Mr. Farage’s warning comes after Tory MP Sir Peter Bottomley said there is growing support among Conservatives for the reform, and the former anti-Brexit Tory Chancellor George Osborne backed the move.

Mr. Osborne claimed that calls for the vote to be extended to 16- and 17-year-olds had become “unstoppable” in an editorial column in Thursday’s London Evening Standard, the newspaper he edits.

The former chancellor, who infamously politicised the Treasury and Civil Service to issue discredited anti-Brexit economic warnings and a “punishment budget”, added on Twitter:

Young people are generally much more pro-EU, and allowing more teenagers to vote could swing the vote if anti-Brexit campaigners secure a second referendum.

According to YouGov, over-65s were more than twice as likely as under-25s to have voted to leave the EU in the referendum.

A massive 71 per cent of 18- to 24-year-olds backed staying in the bloc, and the proportion of 16- to 18-year-olds who oppose Brexit is likely to be equally as high or larger.

Speaking on his LBC radio show, Mr. Farage mentioned Sir Peter’s comments and the pro-EU Education Secretary Nicky Morgan, who also supports the move.

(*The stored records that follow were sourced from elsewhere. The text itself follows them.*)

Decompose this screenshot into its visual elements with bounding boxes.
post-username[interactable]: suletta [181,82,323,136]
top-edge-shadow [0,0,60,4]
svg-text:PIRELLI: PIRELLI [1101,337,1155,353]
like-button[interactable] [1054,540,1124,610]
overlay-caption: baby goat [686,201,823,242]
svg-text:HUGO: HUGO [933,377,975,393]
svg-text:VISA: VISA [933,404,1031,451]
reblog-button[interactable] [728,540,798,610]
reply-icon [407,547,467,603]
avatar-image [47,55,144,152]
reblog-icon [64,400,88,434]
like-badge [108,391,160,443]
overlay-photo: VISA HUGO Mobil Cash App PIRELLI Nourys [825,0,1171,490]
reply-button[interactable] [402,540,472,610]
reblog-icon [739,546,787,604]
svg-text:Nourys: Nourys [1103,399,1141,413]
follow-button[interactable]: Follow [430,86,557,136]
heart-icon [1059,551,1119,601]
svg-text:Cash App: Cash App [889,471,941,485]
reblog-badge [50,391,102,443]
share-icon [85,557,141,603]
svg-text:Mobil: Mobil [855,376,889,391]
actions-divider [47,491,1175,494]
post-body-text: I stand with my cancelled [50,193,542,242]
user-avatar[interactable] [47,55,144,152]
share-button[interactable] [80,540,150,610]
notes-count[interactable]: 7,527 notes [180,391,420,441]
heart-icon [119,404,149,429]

He said he thought it was a “bad idea” to let more teens vote, adding: “You shouldn’t be allowed to vote in elections that you are not eligible to stand for.”

Explaining how extending the vote to 16-year-olds would please Remainers and anti-Brexit campaigners, he continued:

“Of course, many of the Remoaners, Remainers, call them what you will, think that so many of the youngsters think that the EU referendum has been a bad thing, which given the way they are taught at school it’s probably not very surprising.

“That is one of the reasons they are encouraging it so much, an argument, a debate for another day.”